Saturday, November 20, 2010

Desire




So long as I am hanging on
I want to be young and noble.
I want to be bold.

So said the great buck, named Swirlet,
As he stepped like a king past me
The week before he was arrow-killed.

And so said the wren in the bush
After another hard year
Of love, of nest-life, of singing.

And so say I
Every morning, just before sunrise,
Wading the edge of the dark ocean.



Me too!  I want to be the great prince of the forest that never dies.  I also don’t want to be in the wren category that only gets to live a few hard years. Even more so, I don’t want to deer to be hunted, wrens and children to know only a few years of singing, and for Mary to die.  It’s frightening to think that one day Mary will go for one of her walks, and she won’t come back to put beauty to pen.  She will be out brooding on the shore, imaging drowning and yet relishing the warm sun and the sandpiper chasing each wave in their daring games. Then, the ocean will rise up, grab on to her with a clutching wave, and take her back into the dark womb of everything.  The sandpiper looks on astonished, perhaps thinking, “could have been me today.” One day it will be. 
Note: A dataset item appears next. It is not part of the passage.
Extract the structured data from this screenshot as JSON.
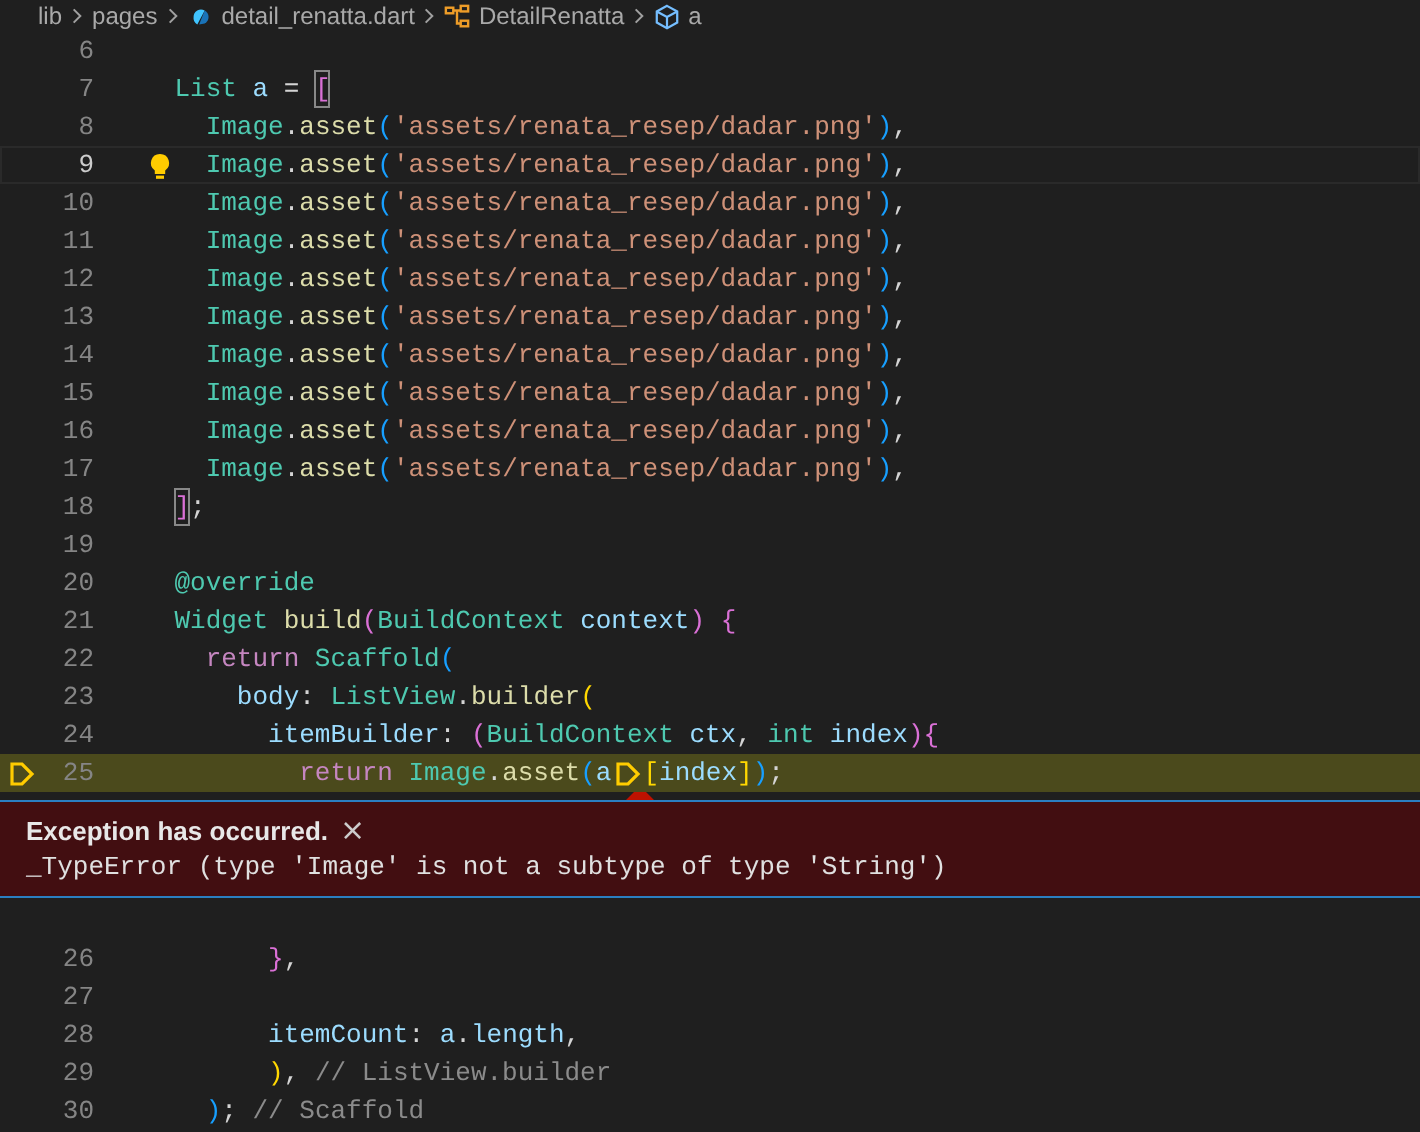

In Mary’s poem of yesterday she suggests that we be prepared for this goodbye.   

Here I awake in Boston and recall yesterday looking out on the Boston Common where the last golden leaves fell before me as I walked through the park.  Today I swear that I will act on my desire to run and chase the leaves, instead of brooding that soon winter will come.  And perhaps, if I am strong enough, I will lay myself down into that crisp grass, and let the waves of joy and sorrow take me. For I am yours, dear earth, dear ocean, dear life, and dear death.

What desires are alive for you today?

1 comment:

  1. Me too. Your writing is as lyrical as Mary's here. I so enjoy reading your comments.